Era Elena il tuo nome, Il mio non era Paride Ma l’età forse era simile. Tu avevi vent’anni di più. Al primo incontro casuale Io t’assegnai quel pomo Che il troiano assegnò ad Afrodite E ti seguii impavido nei desideri. Vent’anni in più erano molti Rispetto ai quei miei sedici anni che avevo. Ci divideva più di una generazione Ma il tuo miele era dolce, profumava, afrodisiaco.
La mia acerba fanciullezza per te Era senz’altro più piacevole, Per la scabrezza del boccone non maturo. Dimentico del tuo amatore più in su cogli anni Ti perdesti dietro il mio viso imberbe. Ricordo non fu solo un vago capriccio temporale Che in breve svanisce nel buio delle rimembranze. Durò nel tempo che a distanza mi sembra infinito. Tu ormai non puoi più rammentare, Perché da vari lustri sei nelle tenebre dell’Ade, Ove Orfeo non trovò il conforto che cercava. Non poté risalire al mondo con lei, Euridice L’essere del suo amore ritrovata, ed ormai viva Nel ricordo solo, quel viso a lungo caro un po’ sbiadito Come un essere ombra dell’umana forma primitiva.

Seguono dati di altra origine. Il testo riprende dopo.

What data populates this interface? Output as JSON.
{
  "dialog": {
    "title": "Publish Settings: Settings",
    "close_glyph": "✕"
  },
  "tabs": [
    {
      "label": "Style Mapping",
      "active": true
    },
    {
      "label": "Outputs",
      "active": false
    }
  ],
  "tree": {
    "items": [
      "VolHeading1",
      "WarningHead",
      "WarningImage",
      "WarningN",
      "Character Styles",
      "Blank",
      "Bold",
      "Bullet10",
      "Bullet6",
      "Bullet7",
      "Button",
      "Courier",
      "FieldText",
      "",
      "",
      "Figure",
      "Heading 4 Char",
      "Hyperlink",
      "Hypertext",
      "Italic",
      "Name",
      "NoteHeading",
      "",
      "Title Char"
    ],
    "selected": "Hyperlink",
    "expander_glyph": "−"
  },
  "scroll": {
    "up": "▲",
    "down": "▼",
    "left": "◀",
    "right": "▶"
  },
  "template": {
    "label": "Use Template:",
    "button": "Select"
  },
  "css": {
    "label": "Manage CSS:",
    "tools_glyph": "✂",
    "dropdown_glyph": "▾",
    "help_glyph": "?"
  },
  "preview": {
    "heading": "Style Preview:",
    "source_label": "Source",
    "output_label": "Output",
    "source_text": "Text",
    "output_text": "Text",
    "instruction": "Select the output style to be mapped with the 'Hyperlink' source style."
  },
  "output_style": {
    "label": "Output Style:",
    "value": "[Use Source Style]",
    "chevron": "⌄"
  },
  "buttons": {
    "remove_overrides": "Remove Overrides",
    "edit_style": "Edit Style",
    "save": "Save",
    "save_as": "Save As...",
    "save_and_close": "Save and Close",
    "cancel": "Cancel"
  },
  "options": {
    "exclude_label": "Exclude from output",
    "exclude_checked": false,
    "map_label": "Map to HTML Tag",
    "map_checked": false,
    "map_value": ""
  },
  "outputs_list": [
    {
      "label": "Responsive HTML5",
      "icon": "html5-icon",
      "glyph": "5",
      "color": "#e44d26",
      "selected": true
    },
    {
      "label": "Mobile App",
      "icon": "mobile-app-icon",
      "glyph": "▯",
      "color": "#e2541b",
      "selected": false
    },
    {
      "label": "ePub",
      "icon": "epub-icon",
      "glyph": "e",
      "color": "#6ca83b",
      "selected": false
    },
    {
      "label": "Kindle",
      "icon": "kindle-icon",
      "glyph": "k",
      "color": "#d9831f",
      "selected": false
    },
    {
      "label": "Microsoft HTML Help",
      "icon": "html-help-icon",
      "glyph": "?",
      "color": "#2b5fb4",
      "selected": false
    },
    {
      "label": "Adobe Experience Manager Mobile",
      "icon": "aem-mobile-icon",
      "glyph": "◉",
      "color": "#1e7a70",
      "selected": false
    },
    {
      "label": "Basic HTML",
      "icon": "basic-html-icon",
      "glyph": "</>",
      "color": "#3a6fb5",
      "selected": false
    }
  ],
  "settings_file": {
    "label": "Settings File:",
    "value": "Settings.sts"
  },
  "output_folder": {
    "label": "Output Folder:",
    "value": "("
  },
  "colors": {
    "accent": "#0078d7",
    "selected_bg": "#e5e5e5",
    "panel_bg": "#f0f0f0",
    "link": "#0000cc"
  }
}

Rammento io la prima volta Con lievi tocchi, magici ma stregati In una notte calda di agosto mi apristi un cielo colmo di stelle Trillavano come mille violini vivi E tanti allegri canori usignoli. Il dopo fu un galoppo sfrenato Nel mondo della lussuria con te Guida, maestra Dea d’ogni elisir Di incanti alchemici d’amore. Fughe sottili in un mondo vago, Cadute in gole profondissime Senza respiro dal sapore di morte Ché ogni volta lasciavano la gola senz’aria, Arida, e un grido rompeva i timpani, Mentre l’anima sfuggiva tenue, affaticata Ma satura di gioia per aver bevuta Acqua fresca di fonte genuina.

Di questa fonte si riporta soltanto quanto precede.